Following this manual I wanted to create simplest inline AVR assembly snippet possible: copy values of two variables to two other variables.
uint8_t a, b, c, d;
a = 42;
b = 11;
asm(
"mov %0, %2\n\t"
"mov %1, %3\n\t"
: "=r" (c), "=r" (d)
: "r" (a), "r" (b)
);
I would expect it to be equivalent to:
uint8_t a, b, c, d;
a = 42;
b = 11;
c = a;
d = b;
However, after running both values of c
and d
are equal to 42. If I change the asm snipptet to:
asm(
"mov %0, %3\n\t"
"mov %1, %2\n\t"
: "=r" (c), "=r" (d)
: "r" (a), "r" (b)
);
c
is equal to 11 and d
is equal to 42 as expected. Similarly, changing both source operands to %2
yields two 42 and setting both of them to %3
yields two 11.
Why the first version does not work as intended?

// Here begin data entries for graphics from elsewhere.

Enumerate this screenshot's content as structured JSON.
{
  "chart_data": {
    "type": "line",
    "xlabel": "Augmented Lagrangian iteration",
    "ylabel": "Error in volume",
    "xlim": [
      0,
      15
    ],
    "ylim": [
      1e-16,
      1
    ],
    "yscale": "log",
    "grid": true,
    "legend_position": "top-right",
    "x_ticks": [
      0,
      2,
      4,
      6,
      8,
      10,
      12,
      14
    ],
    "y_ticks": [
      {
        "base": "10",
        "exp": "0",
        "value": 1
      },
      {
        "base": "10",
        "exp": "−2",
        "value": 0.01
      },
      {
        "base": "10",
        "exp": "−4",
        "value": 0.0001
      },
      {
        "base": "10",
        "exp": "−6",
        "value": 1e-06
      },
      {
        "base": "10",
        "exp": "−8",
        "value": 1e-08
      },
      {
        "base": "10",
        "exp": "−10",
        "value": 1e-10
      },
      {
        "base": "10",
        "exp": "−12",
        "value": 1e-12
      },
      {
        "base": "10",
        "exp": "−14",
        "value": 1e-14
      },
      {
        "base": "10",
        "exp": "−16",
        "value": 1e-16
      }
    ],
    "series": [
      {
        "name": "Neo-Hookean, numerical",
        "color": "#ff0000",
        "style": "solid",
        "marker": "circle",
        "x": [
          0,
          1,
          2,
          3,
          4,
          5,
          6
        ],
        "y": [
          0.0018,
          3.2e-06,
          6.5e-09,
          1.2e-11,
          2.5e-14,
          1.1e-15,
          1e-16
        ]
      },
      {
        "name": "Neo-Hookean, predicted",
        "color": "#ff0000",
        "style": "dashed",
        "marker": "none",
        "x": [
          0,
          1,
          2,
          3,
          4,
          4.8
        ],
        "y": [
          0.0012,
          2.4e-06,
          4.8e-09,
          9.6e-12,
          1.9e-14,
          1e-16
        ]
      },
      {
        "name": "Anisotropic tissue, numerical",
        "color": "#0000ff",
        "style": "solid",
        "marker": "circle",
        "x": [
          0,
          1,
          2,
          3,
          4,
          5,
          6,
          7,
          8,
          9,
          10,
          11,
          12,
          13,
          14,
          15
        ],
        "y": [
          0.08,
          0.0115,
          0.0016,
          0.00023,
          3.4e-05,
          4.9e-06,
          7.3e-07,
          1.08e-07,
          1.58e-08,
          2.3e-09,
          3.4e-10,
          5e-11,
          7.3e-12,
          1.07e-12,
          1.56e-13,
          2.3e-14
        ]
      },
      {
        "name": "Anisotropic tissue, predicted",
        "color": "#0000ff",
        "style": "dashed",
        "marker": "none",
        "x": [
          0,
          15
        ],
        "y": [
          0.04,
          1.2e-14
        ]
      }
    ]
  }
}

I would expect it to be equivalent to:
uint8_t a, b, c, d;
a = 42;
b = 11;
c = a;
d = b;
No, it's not1. The reason is that in the C code, one assignment follows after the other, whereas in inline asm, the compiler treats the "code" as if it happens at once. The compiler does not analyze the code in the asm string template in any way, it's just a string on which it performs replacements of %-operands. In
asm ("mov %0, %3" "\n\t"
"mov %1, %2"
: "=r" (c), "=r" (d)
: "r" (a), "r" (b));
the lifetime of a
and b
ends at the asm, and the lifetime of c
and d
begins. Therefore, it's totally fine for the compiler to use the same register for, say c
and a
. This means the output of the 1st move overrides the input of the 2nd move. This is the classic early-clobber situation, and you'll have to tell this fact to the compiler by means of early-clobber modifier &
:
asm ("mov %0, %3" "\n\t"
"mov %1, %2"
: "=&r" (c), "=r" (d)
: "r" (a), "r" (b));
However, the code that's generated is sub-optimal because it's actually fine if the compiler uses the same register for c
and b
, and the same register for d
and a
. This means you don't need any explicit asm code at all, and everything can be described by means of the constraints:
asm (""
: "=r" (c), "=r" (d)
: "1" (a), "0" (b));
1Apart from that, your asm code tries to implement c = b
and d = a
, not c = a
and d = b
.